I think I even heard him say Vygotsky in there somewhere – again, a name I heard many, many years ago – I was even assessed on his theories in EdPsych, but the name has popped up on my radar multiple times this summer – which makes me wonder if I go back and review – what ideas will I see that I should focus more on in my planning for learning opportunities?
Anyway, my point being – whether we call them literacy strategies, thinking routines or some other fancy label – the goal is the same. We want students to dig below the surface, interact with the information, grapple with it, process and make sense in a way that connects to their world and gather an understanding on a level beyond the sit, get, assess and forget.
As I reviewed Chapter 3 – an Introduction to Thinking Routines, I realized some things I missed years ago. The layout of the book was structured in such a way, one could utilize strategies from each section while planning for units. They have been categorized to allow for thinking early in a unit, middle of the unit and finally, as a culminating task to help connect all of the learning. I see this as a help for me – to use the chart, find a routine that will amplify the type of thinking I want my students to do and create an opportunity for students to interact with the information / skill development.

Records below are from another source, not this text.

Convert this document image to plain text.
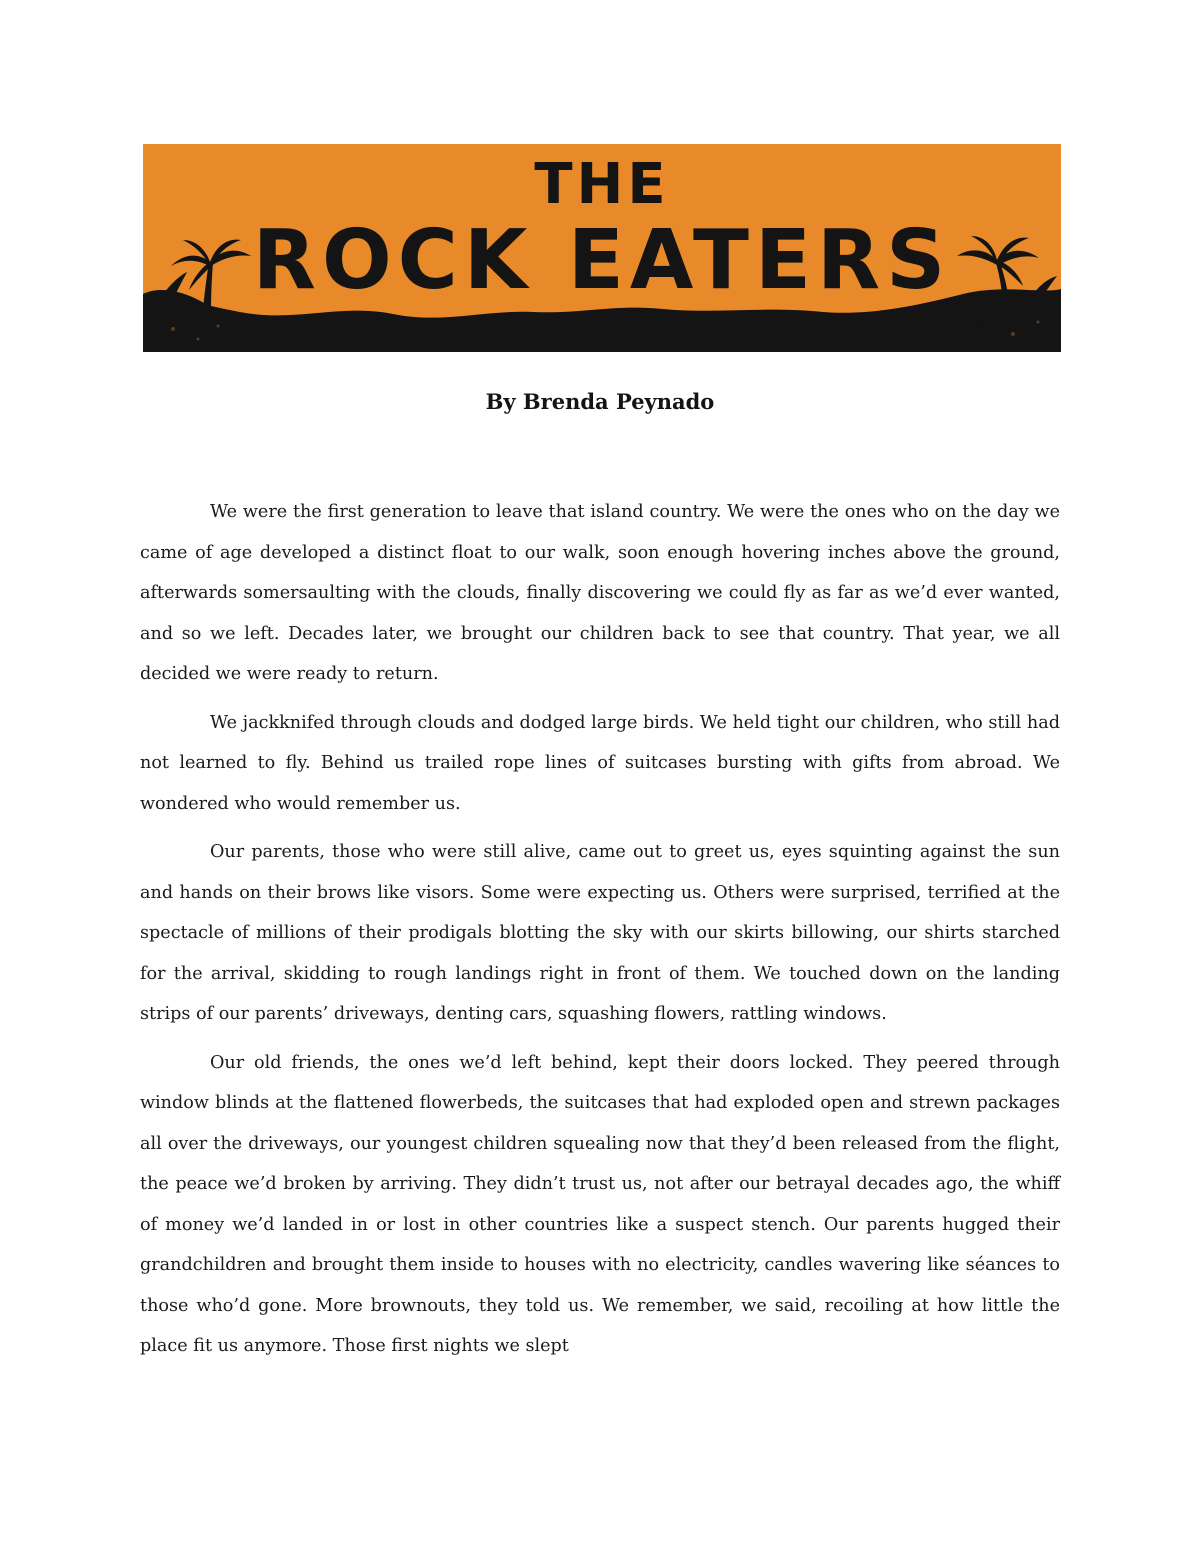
THE
ROCK EATERS
By Brenda Peynado

We were the first generation to leave that island country. We were the ones who on the day we came of age developed a distinct float to our walk, soon enough hovering inches above the ground, afterwards somersaulting with the clouds, finally discovering we could fly as far as we’d ever wanted, and so we left. Decades later, we brought our children back to see that country. That year, we all decided we were ready to return.

We jackknifed through clouds and dodged large birds. We held tight our children, who still had not learned to fly. Behind us trailed rope lines of suitcases bursting with gifts from abroad. We wondered who would remember us.

Our parents, those who were still alive, came out to greet us, eyes squinting against the sun and hands on their brows like visors. Some were expecting us. Others were surprised, terrified at the spectacle of millions of their prodigals blotting the sky with our skirts billowing, our shirts starched for the arrival, skidding to rough landings right in front of them. We touched down on the landing strips of our parents’ driveways, denting cars, squashing flowers, rattling windows.

Our old friends, the ones we’d left behind, kept their doors locked. They peered through window blinds at the flattened flowerbeds, the suitcases that had exploded open and strewn packages all over the driveways, our youngest children squealing now that they’d been released from the flight, the peace we’d broken by arriving. They didn’t trust us, not after our betrayal decades ago, the whiff of money we’d landed in or lost in other countries like a suspect stench. Our parents hugged their grandchildren and brought them inside to houses with no electricity, candles wavering like séances to those who’d gone. More brownouts, they told us. We remember, we said, recoiling at how little the place fit us anymore. Those first nights we slept
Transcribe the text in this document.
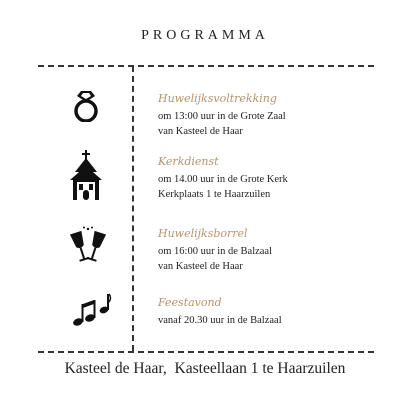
PROGRAMMA
Huwelijksvoltrekking
om 13:00 uur in de Grote Zaal
van Kasteel de Haar
Kerkdienst
om 14.00 uur in de Grote Kerk
Kerkplaats 1 te Haarzuilen
Huwelijksborrel
om 16:00 uur in de Balzaal
van Kasteel de Haar
Feestavond
vanaf 20.30 uur in de Balzaal
Kasteel de Haar,  Kasteellaan 1 te Haarzuilen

The analogy to use the routines to create an arc of learning rather than a single episode – will help me to focus on running a thread through the unit to better support continued learning and connections for my students.
I believe it may be an overwhelming task for teachers who are not yet in the mode of listening to their students and asking for support of their thinking as they begin to implement some of the strategies. However, we can encourage one another by reminding “to go fast, go slow.” (Creating Cultures of Thinking, CHapter 10). Choose 1 routine and work with it for a couple of weeks. Reflect on your implementation, ask a peer to observe and share their evidence with you – What they see? What they think? What they wonder? from a spectator’s viewpoint.

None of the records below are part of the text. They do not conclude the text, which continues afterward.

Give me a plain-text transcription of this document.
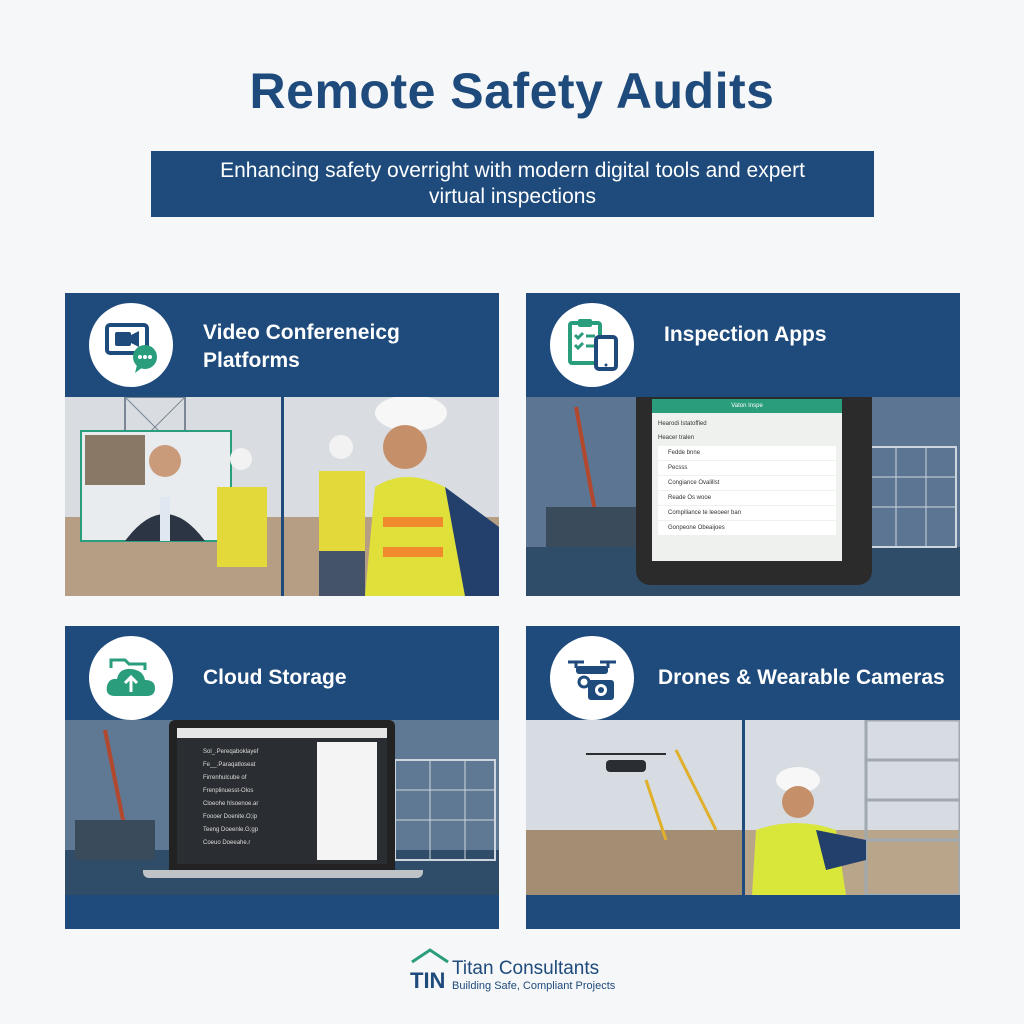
Remote Safety Audits
Enhancing safety overright with modern digital tools and expert virtual inspections
Video Confereneicg Platforms
Inspection Apps
Vaton Inspe
Hearodi Istatoffied
Heacer tralen
Fedde bnne
Pecsss
Congiance Ovalillst
Reade Os wooe
Compiliance te leeoeer ban
Gonpeone Obeaijoes
Cloud Storage
Sol_.Pereqaboklayef
Fe__.Paraqatloseat
Firrenhulcube of
Frenplinuesst-Olos
Cloeohe hlsoenoe.ar
Foooer Doenite.O;ip
Teeng Doeenle.G;gp
Coeuo Doeeahe.r
Drones & Wearable Cameras
TIN Titan Consultants
Building Safe, Compliant Projects
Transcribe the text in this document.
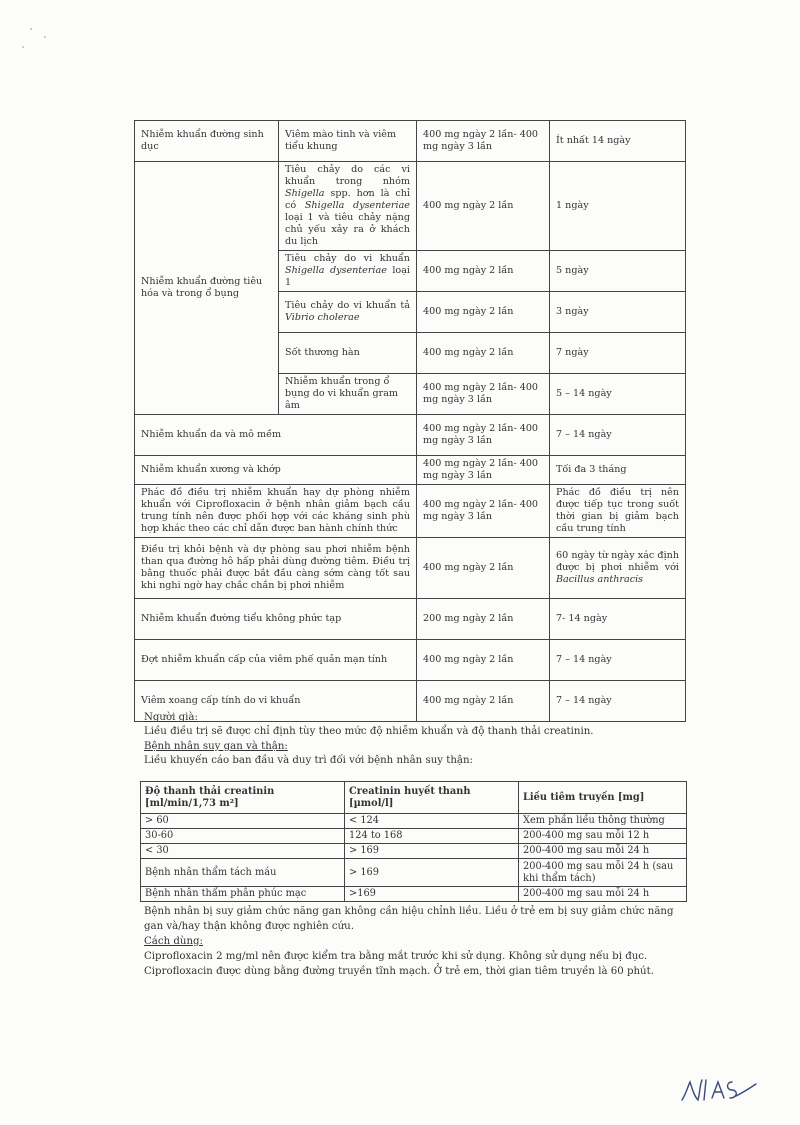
Nhiễm khuẩn đường sinh dục	Viêm mào tinh và viêm tiểu khung	400 mg ngày 2 lần- 400 mg ngày 3 lần	Ít nhất 14 ngày
Nhiễm khuẩn đường tiêu hóa và trong ổ bụng	Tiêu chảy do các vi khuẩn trong nhóm Shigella spp. hơn là chỉ có Shigella dysenteriae loại 1 và tiêu chảy nặng chủ yếu xảy ra ở khách du lịch	400 mg ngày 2 lần	1 ngày
	Tiêu chảy do vi khuẩn Shigella dysenteriae loại 1	400 mg ngày 2 lần	5 ngày
	Tiêu chảy do vi khuẩn tả Vibrio cholerae	400 mg ngày 2 lần	3 ngày
	Sốt thương hàn	400 mg ngày 2 lần	7 ngày
	Nhiễm khuẩn trong ổ bụng do vi khuẩn gram âm	400 mg ngày 2 lần- 400 mg ngày 3 lần	5 – 14 ngày
Nhiễm khuẩn da và mô mềm		400 mg ngày 2 lần- 400 mg ngày 3 lần	7 – 14 ngày
Nhiễm khuẩn xương và khớp		400 mg ngày 2 lần- 400 mg ngày 3 lần	Tối đa 3 tháng
Phác đồ điều trị nhiễm khuẩn hay dự phòng nhiễm khuẩn với Ciprofloxacin ở bệnh nhân giảm bạch cầu trung tính nên được phối hợp với các kháng sinh phù hợp khác theo các chỉ dẫn được ban hành chính thức		400 mg ngày 2 lần- 400 mg ngày 3 lần	Phác đồ điều trị nên được tiếp tục trong suốt thời gian bị giảm bạch cầu trung tính
Điều trị khỏi bệnh và dự phòng sau phơi nhiễm bệnh than qua đường hô hấp phải dùng đường tiêm. Điều trị bằng thuốc phải được bắt đầu càng sớm càng tốt sau khi nghi ngờ hay chắc chắn bị phơi nhiễm		400 mg ngày 2 lần	60 ngày từ ngày xác định được bị phơi nhiễm với Bacillus anthracis
Nhiễm khuẩn đường tiểu không phức tạp		200 mg ngày 2 lần	7- 14 ngày
Đợt nhiễm khuẩn cấp của viêm phế quản mạn tính		400 mg ngày 2 lần	7 – 14 ngày
Viêm xoang cấp tính do vi khuẩn		400 mg ngày 2 lần	7 – 14 ngày
Người già:
Liều điều trị sẽ được chỉ định tùy theo mức độ nhiễm khuẩn và độ thanh thải creatinin.
Bệnh nhân suy gan và thận:
Liều khuyến cáo ban đầu và duy trì đối với bệnh nhân suy thận:
Độ thanh thải creatinin [ml/min/1,73 m²]	Creatinin huyết thanh [µmol/l]	Liều tiêm truyền [mg]
> 60	< 124	Xem phần liều thông thường
30-60	124 to 168	200-400 mg sau mỗi 12 h
< 30	> 169	200-400 mg sau mỗi 24 h
Bệnh nhân thẩm tách máu	> 169	200-400 mg sau mỗi 24 h (sau khi thẩm tách)
Bệnh nhân thẩm phân phúc mạc	>169	200-400 mg sau mỗi 24 h
Bệnh nhân bị suy giảm chức năng gan không cần hiệu chỉnh liều. Liều ở trẻ em bị suy giảm chức năng gan và/hay thận không được nghiên cứu.
Cách dùng:
Ciprofloxacin 2 mg/ml nên được kiểm tra bằng mắt trước khi sử dụng. Không sử dụng nếu bị đục.
Ciprofloxacin được dùng bằng đường truyền tĩnh mạch. Ở trẻ em, thời gian tiêm truyền là 60 phút.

One you’ve reflected and tried again, feel comfortable, then choose another routine. Look at your students and decide what it is you want them to do – skim the routines and find one that fits and try it…slow and steady. Give yourself time to try it. Reflect. Adjust. Try again. Ask students to reflect (CCoT) – tell them the name of the routine and ask them their thoughts – what worked well, what was difficult about it, suggestions for making it better. I’ve met some teachers who refuse to get student feedback – “what can a 15 year old tell me that would help?” Well. Their the person in your classroom everyday. They can offer insight from the students point of view. We sometimes forget what it is like to sit in their seats.
I’m a believer that when we ask for student input – and we share a summary, how you may try to adjust based on their feedback, we model value in their thinking. This creates buy-in from them – to observe how we are trying to improve the classroom to have greater impact for them.
Chapter 3 also share how Thinking Routines are tools, structures and patterns for behavior. I see this as a progressive model in the learning environment. We help model, support the idea of the routines and how we can use them as tools. Students begin to internalize the structures to lead their own discussions and eventually they become patterns of routine behavior for student thinking. The author’s describe how routines become part of the fabric of our classrooms through repeated use.
Just remember – for students who have never been asked to think this way – we cannot give up, only support and encourage them to continue. For teachers who have never been asked to think this way or teach this way – we cannot give up. We must keep challenging ourselves, support one another and encourage to keep reflect, adjust, try again.